The public poured into this overflow area.  (Photo/Gabe Stutman)
The public poured into this overflow area. (Photo/Gabe Stutman)

Orit Vogel, a stay-at-home mom and Oakland resident, approached this reporter after the discussion to express her frustration. In his view, the candidates did not begin to answer Pincas’ question fairly. “I can’t tell you how much that pissed me off!” she said, adding that it actually made her “furious.”

“It’s either a political tactic – in which case, read the room,” she said, “or they really don’t like Israel.”

Pincas also noted the absence of the word.

“I think people see Israel as a loaded topic and a problem, and I just have the perspective that it shouldn’t be,” she said. “They are one of our greatest allies, period.”

Rabbi Mark Bloom, chief rabbi of nearby Temple Beth Abraham, who gave a closing prayer at the forum, was also struck by the candidates’ responses in general, although he said there was a lot to like. in all three.

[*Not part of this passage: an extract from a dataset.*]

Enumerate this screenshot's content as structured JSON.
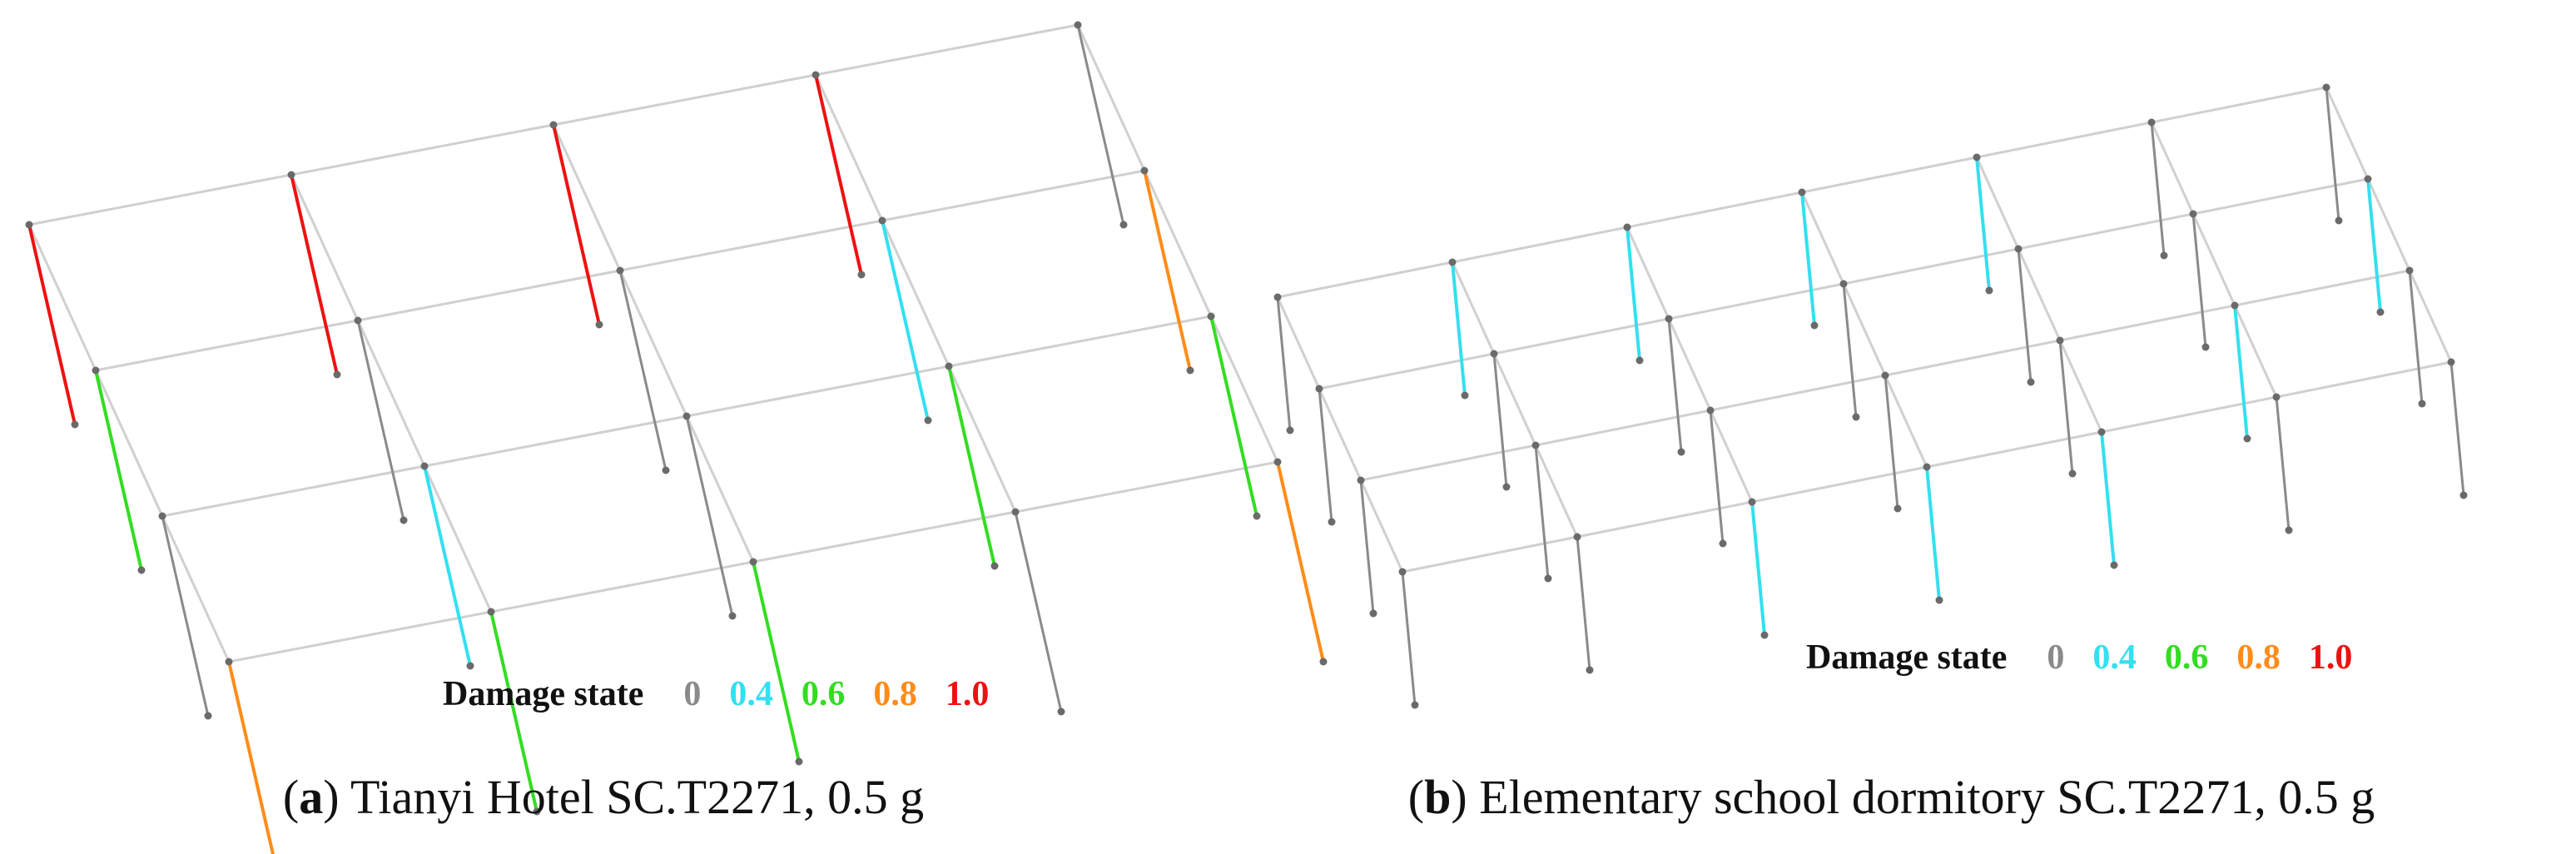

“To understand their answers, you had to know a lot, in order to read between the lines, which I found sad,” he said.

“Clearly none of them want to be quoted using the words ‘Israel’ or ‘boycott’, and that’s a sad situation,” he added. “We are now in a place where they are afraid of being quoted saying ‘I support Israel’ or ‘I don’t believe in boycotting’ Israel.”

Bloom added that in response to the question about how inclusive Jewish students feel at school, he would have liked applicants to address the issue of ethnic studies – which since garnering widespread attention in 2019 , has seen Jewish community organizations struggle to remain unilateral. criticism of Israel outside California classrooms.

“There were a lot of things I liked about what all of the candidates had to say, but it was clear they were being political to avoid some hot topics,” Bloom said.

Full list of Oakland mayoral candidates available here. The election will take place on November 8.